Die Männer philosophieren und politisieren, die Frauen widmen sich derweil den praktischen Dingen des Lebens und arrangieren Hochzeiten. Es werden mörderische Intrigen gesponnen, Geld und Waffen hin und her geschoben, Idealisten treffen auf Desillusionierte, verrückt Liebende auf Gleichgültige. Paradoxerweise scheint die spätfeudale russische Gesellschaft, die auf der Bühne des Burgtheaters in einen goldfarbenen Kasten ohne Ausgang verfrachtet worden ist, hochnervös, aber dennoch wie gelähmt: gelähmt vor Angst und Unsicherheit vor dem Hintergrund eines erodierenden Gefüges.

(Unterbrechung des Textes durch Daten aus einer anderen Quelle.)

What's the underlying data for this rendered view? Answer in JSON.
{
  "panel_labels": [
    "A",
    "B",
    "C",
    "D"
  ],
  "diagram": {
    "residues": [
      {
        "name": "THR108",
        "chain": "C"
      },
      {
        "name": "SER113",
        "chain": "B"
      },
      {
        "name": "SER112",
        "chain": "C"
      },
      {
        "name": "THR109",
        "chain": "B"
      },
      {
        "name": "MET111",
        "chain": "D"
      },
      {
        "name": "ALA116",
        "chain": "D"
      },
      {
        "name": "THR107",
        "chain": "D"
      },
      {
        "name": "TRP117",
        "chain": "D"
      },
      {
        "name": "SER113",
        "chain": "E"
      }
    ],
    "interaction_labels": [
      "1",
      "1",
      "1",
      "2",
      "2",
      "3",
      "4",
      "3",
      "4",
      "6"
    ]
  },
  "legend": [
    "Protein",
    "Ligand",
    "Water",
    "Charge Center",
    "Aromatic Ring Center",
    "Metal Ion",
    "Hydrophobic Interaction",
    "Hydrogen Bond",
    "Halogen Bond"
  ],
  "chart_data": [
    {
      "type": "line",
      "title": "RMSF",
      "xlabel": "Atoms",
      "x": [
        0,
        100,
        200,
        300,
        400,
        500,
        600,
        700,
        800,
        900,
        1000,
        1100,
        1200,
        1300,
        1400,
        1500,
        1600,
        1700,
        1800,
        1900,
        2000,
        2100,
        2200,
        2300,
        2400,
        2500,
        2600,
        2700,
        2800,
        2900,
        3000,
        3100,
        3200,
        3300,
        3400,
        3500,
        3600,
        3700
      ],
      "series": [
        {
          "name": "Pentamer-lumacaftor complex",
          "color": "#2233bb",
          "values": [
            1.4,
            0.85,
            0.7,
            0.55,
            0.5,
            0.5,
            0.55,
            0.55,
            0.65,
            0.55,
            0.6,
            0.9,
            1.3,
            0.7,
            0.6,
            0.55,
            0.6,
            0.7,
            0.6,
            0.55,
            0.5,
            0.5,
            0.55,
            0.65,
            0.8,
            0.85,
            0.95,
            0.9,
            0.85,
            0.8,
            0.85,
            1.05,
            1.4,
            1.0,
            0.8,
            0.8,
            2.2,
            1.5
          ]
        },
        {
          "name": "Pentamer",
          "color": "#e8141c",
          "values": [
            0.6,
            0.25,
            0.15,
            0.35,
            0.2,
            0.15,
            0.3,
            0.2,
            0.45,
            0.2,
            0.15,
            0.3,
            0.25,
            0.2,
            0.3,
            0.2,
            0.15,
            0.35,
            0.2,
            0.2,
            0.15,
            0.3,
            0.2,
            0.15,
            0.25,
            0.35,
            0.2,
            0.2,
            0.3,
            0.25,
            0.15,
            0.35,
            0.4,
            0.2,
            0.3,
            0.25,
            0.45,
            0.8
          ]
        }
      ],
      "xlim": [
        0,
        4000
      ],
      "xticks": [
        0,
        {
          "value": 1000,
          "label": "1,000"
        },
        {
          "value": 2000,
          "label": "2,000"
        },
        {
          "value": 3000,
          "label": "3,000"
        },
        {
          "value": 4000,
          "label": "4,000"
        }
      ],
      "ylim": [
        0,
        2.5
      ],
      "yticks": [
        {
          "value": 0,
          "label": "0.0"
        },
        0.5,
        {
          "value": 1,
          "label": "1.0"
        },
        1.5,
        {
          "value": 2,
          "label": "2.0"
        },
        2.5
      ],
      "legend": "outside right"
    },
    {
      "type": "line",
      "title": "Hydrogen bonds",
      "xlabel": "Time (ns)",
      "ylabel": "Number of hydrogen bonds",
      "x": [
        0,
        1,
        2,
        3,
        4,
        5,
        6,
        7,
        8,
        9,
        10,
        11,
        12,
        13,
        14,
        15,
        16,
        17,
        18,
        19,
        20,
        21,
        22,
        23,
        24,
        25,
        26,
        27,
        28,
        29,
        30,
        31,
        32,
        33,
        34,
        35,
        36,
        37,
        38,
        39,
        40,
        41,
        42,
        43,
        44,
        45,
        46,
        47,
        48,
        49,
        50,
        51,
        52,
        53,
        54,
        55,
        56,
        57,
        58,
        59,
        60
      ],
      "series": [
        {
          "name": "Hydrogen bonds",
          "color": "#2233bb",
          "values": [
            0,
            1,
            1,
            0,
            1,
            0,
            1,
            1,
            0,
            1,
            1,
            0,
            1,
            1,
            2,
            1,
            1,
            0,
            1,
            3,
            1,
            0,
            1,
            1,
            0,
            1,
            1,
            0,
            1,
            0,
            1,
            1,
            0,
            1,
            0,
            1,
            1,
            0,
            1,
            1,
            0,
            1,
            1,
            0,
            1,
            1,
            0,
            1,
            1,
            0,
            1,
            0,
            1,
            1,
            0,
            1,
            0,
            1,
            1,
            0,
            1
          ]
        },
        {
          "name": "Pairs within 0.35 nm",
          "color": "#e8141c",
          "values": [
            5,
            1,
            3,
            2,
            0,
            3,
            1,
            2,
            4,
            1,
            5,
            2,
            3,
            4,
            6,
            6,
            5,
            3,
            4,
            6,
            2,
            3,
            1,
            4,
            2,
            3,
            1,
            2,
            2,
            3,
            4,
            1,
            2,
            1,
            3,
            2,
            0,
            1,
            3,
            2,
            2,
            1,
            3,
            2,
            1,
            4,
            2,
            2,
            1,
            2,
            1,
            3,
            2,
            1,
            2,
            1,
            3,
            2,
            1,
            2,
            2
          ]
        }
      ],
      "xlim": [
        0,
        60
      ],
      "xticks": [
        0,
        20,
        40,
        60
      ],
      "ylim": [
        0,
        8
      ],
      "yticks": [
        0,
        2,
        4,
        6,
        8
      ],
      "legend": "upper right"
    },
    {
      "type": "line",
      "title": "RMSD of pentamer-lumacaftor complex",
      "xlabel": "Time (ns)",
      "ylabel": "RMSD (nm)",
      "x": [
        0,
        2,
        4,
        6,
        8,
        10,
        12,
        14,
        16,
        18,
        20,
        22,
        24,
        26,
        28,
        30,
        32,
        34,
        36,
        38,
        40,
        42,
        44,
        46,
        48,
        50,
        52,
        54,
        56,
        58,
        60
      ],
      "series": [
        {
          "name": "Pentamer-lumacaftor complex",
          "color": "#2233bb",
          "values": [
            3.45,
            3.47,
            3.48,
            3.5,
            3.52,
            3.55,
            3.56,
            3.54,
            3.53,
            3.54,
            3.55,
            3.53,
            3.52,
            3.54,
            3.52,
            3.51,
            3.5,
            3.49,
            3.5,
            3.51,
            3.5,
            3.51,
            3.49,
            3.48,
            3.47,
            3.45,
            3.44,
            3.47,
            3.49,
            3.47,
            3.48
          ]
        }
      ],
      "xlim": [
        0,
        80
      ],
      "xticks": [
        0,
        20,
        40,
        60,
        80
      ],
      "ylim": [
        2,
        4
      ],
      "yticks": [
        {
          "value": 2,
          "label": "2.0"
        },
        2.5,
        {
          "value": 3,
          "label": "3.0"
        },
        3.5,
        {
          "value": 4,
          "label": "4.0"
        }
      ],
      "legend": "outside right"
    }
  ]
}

Allmählich arrangieren sich die Seelen Dostojewskis wie Trabanten um den charismatisch-rätselhaften Nikolai Stawrogin (Nicholas Ofczarek), der trotz seiner Passivität zur Projektionsfläche für alle möglichen Ideen, revolutionäre Sehnsüchte und Gefühle wird. Ein Brandbeschleuniger.
Die ziel- und endlosen Monologe und Dispute umwölken den Sinn, die gewaltigen Sprechblasen aus Tiefgang, Theorie und Herzensergießung haben der Regisseur Johan Simons und der Textbearbeiter Sebastian Huber mit dem hervorragenden Ensemble aber zu solcher Überzeugungskraft arrangiert, dass man die ersten 90 Minuten wie gefesselt dasitzt. Das Problem: Die Aufführung dauert weit mehr als 200.

Das Platzen einer Hochzeit und alle weiteren Intrigen erzählt Simons ohne Spannung, aber dafür mit Sinn für das Destruktive der Vorgänge. Am Mahlstrom der Worte zerreibt allmählich das Menschliche. Wobei die in wunderliche Kostüme gesteckten Figuren wie denaturierte Versionen ihrer selbst anmuten.

Ofczarek spielt den Stawrogin als manierierten Zweifler, ein massiger Grübler, der wenig tun muss, um die Katastrophen heraufzubeschwören. Jan Bülow ist der kalt-berechnende Revoluzzer ohne Moral Pjotr, Oliver Nägele der hohl-feierliche, faule und überforderte Schöngeist Stepan . Birgit Minichmayr bewegt sich als Lisa durchwegs misstönend im roten Bereich: Die Stimme überschlägt sich immer wieder, wenn die Berserkerin unentwegt die Reitgerte schwingt. Dagna Litzenberger Vinet bringt als Dascha stille Kraft auf die Bühne, während Sarah Viktoria Frick die Körperbehinderung Marja in clowneske Bewegungsvignetten verwandelt. Markus Hering ist der zynische Scherge Liputin, Ernst Allan Hausmann der Eiferer Kirillow, Itay Tiran der mühsame Idealist Schatow und Marcel Heuperman der niederträchtig brutale, halbblöde Lebjadkin. Nur die tatkräftige, sich mit Geld und Reputation an alte Formen klammernde Warwara Stawrogina von Maria Happel ist noch vom alten Schlag, Bürgerin aus Fleisch und Blut, und die am wenigsten stilisierte Figur des ganzen langen Abends.

Am Ende: freundlicher, keinesfalls enthusiastischer Applaus und allgemeine Erschöpfung auf der Bühne und im Saal. Wobei die Anstrengungen des Starensembles und des Regisseurs durchaus fruchten. Denn trotz einiger Mühseligkeiten und Längen ist es eine Bearbeitung, die dem Geist und der Atmosphäre des Romans recht genau entspricht. Aber „Dämonen“, das ist halt kein Theaterstück, sondern immer noch ein Roman, der gegen seine Dramatisierung erheblichen Widerstand leistet.